Currently, we are still in the pre-beta land for these cloudy ambitions. In another 5-7 years, these platforms will be mature. I'm going to be bold and predict that you will get the following from each vendor:
* A fully integrated IDE (one that will plug into the cloud, potentially running directly on the cloud -- i.e. runs within a web browser)
* A mature API stack (significantly more mature than what we currently have -- potentially domain specific maturity as well)
* A database system (to store/retrieve data -- file systems etc.)
* Language support for: Java, C#/VB.net, C and Python [others maybe -- but will certainly have to target either the JVM or the .NET CLI]. If Apple joins the fray at this level, expect Objective-C as well.
* Legal/deployment terms that will work for a number of different commercial domains (even finance and govt.).

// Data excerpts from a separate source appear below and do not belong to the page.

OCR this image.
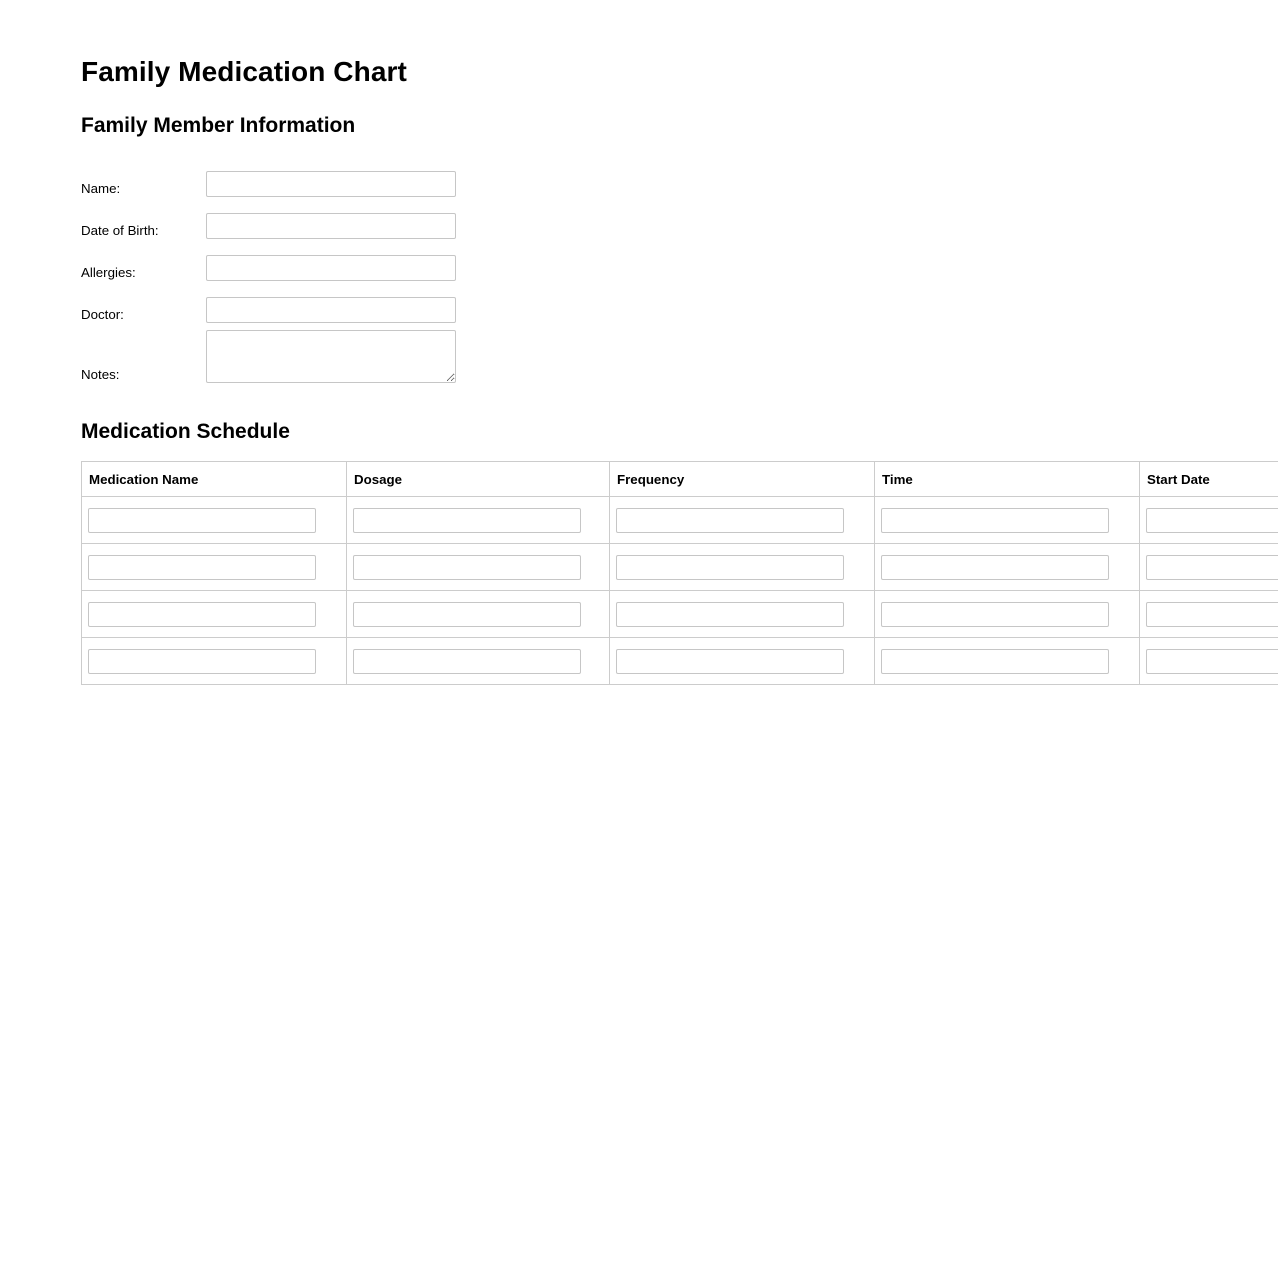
Family Medication Chart
Family Member Information
Name:	

Date of Birth:	

Allergies:	

Doctor:	

Notes:	
Medication Schedule
Medication Name	Dosage	Frequency	Time	Start Date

* Services that will allow export of data stored on the cloud (e.g. GMail offers the ability to pull down all email to a local client if you want).
---
Why only a few languages? Cloud architectures rely on a method to distribute execution of code across multiple machines -- currently we have maturish platforms that will execute Java and C# applications. Support for other languages may never get the funding needed (esp. given the current financial climate) and hence will stay within academia or within a small group of enthusiasts. For a new language to take off, it has to offer something much much more. Java has a very large library pool built over the last decade (its core strenght), C# has 20k engineers just at Microsoft, it also has some strong language features.
What does it mean for software development? New projects will start to consider a cloud platform and very likely get locked in (kinda like they do now, if they choose SQL Server, .NET/Java, Oracle etc.). The key difference will be obvious in the Job ads -- companies will want Azure experience or Google App. Engine experience with knowledge of a certain set of API/libraries.

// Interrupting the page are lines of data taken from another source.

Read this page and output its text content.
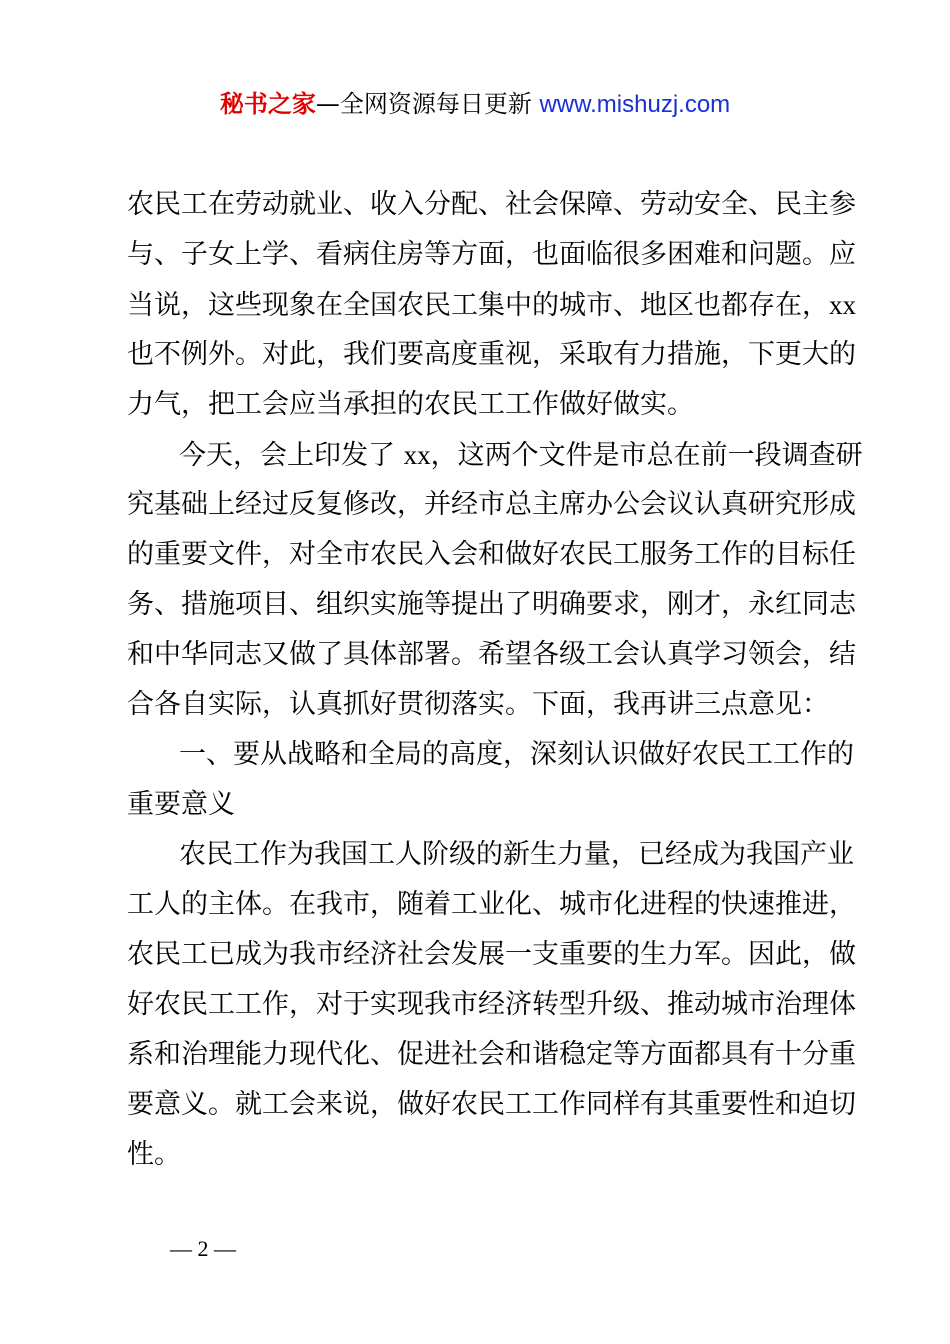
秘书之家—全网资源每日更新 www.mishuzj.com
农民工在劳动就业、收入分配、社会保障、劳动安全、民主参
与、子女上学、看病住房等方面，也面临很多困难和问题。应
当说，这些现象在全国农民工集中的城市、地区也都存在，xx
也不例外。对此，我们要高度重视，采取有力措施，下更大的
力气，把工会应当承担的农民工工作做好做实。
今天，会上印发了 xx，这两个文件是市总在前一段调查研
究基础上经过反复修改，并经市总主席办公会议认真研究形成
的重要文件，对全市农民入会和做好农民工服务工作的目标任
务、措施项目、组织实施等提出了明确要求，刚才，永红同志
和中华同志又做了具体部署。希望各级工会认真学习领会，结
合各自实际，认真抓好贯彻落实。下面，我再讲三点意见：
一、要从战略和全局的高度，深刻认识做好农民工工作的
重要意义
农民工作为我国工人阶级的新生力量，已经成为我国产业
工人的主体。在我市，随着工业化、城市化进程的快速推进，
农民工已成为我市经济社会发展一支重要的生力军。因此，做
好农民工工作，对于实现我市经济转型升级、推动城市治理体
系和治理能力现代化、促进社会和谐稳定等方面都具有十分重
要意义。就工会来说，做好农民工工作同样有其重要性和迫切
性。
— 2 —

One of the largest change that I expect to see will be in the way we interact with database management systems. Currently, developers still have to be careful with the way they write queries and how they store data (i.e. the data structure). However, my personal experience has been that over the last 10 years -- developers have be able to get sloppy with the way they program because machines are fast and most developers are now able to get away with in-efficient code. This will now extend into the data-structure and query world in the cloud. If you have Google like retreival at your finger-tips, why bother thinking through your database schema at any level of depth? Do queries matter that much -- just throw keywords and guess till it starts to get the rightish data back. There are still going to be a few aspects that need a bit more attention, but nothing like we do now.
Once the clouds start to spread, the biggest change will be to current "PC" industry. In another 5-10 years, many more TVs, iPods, Mobile phones, Automobiles will have a full internet connectivity, quick CPUs, very likely a sizeable hard-disk and ability to hook into the cloud (turned on the default). The question is, will we still need a separate desktop PC at home?, for what purpose? If you thinking gaming ... consoles have already won this battle -- PC only games are no longer a growth market.

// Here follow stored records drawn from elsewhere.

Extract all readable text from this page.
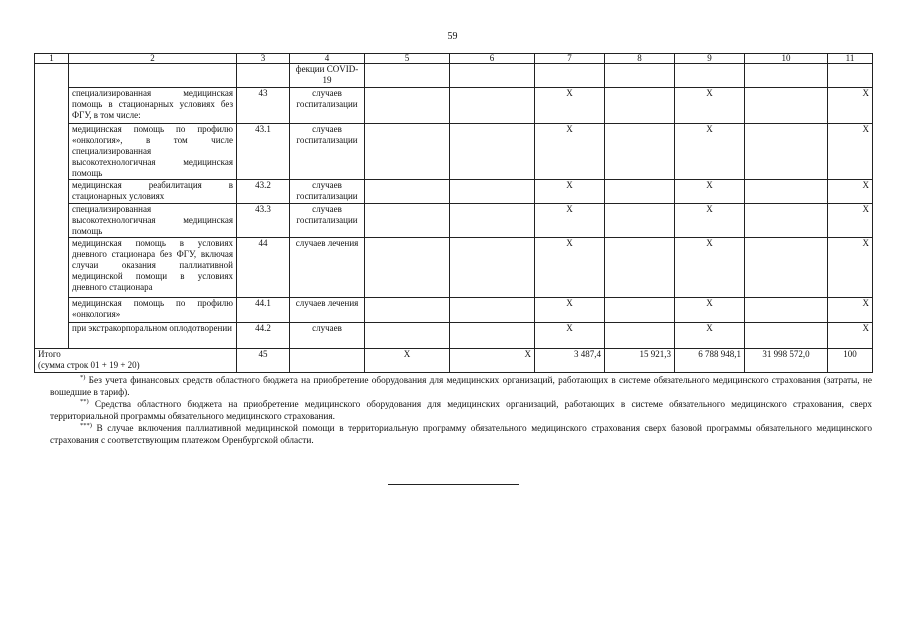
59
1	2	3	4	5	6	7	8	9	10	11
			фекции COVID-19							
	специализированная медицинская помощь в стационарных условиях без ФГУ, в том числе:	43	случаев госпитализации			X		X		X
	медицинская помощь по профилю «онкология», в том числе специализированная высокотехнологичная медицинская помощь	43.1	случаев госпитализации			X		X		X
	медицинская реабилитация в стационарных условиях	43.2	случаев госпитализации			X		X		X
	специализированная высокотехнологичная медицинская помощь	43.3	случаев госпитализации			X		X		X
	медицинская помощь в условиях дневного стационара без ФГУ, включая случаи оказания паллиативной медицинской помощи в условиях дневного стационара	44	случаев лечения			X		X		X
	медицинская помощь по профилю «онкология»	44.1	случаев лечения			X		X		X
	при экстракорпоральном оплодотворении	44.2	случаев			X		X		X

Итого
(сумма строк 01 + 19 + 20)		45		X	X	3 487,4	15 921,3	6 788 948,1	31 998 572,0	100

*) Без учета финансовых средств областного бюджета на приобретение оборудования для медицинских организаций, работающих в системе обязательного медицинского страхования (затраты, не вошедшие в тариф).

**) Средства областного бюджета на приобретение медицинского оборудования для медицинских организаций, работающих в системе обязательного медицинского страхования, сверх территориальной программы обязательного медицинского страхования.

***) В случае включения паллиативной медицинской помощи в территориальную программу обязательного медицинского страхования сверх базовой программы обязательного медицинского страхования с соответствующим платежом Оренбургской области.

Good news: There will be plenty of work as we migrate legacy applications into the cloud. New innovations.
Bad news: More learning (hopefully, this will last our careers)
3 comments:
I don't believe that cloud computing will make developers sloppier coders. At least for Azure, developers are charged via a pricing model that is very tightly bound to resource consumption. So if you consume more, you pay more. So it seems that being lazy and consuming just because you can will smack you right in the hip-pocket, which I doubt management will appreciate much.
Good point Daniel, I did think about this resource cost issue, but looking at how little Amazon EC2 is currently charging for CPU/Bandwidth/Disk use -- I fear that cost benefit issue will just not be worth it.
Interestingly, the scale is what eventually makes it worthwhile. Companies like Google count the number of bytes and continuously aim to keep that value low -- makes sense when your home page is served a couple of billion times every day.
-- rv
This article is matching with my thought, and i am happy with you so thanks allot for shearing this blog.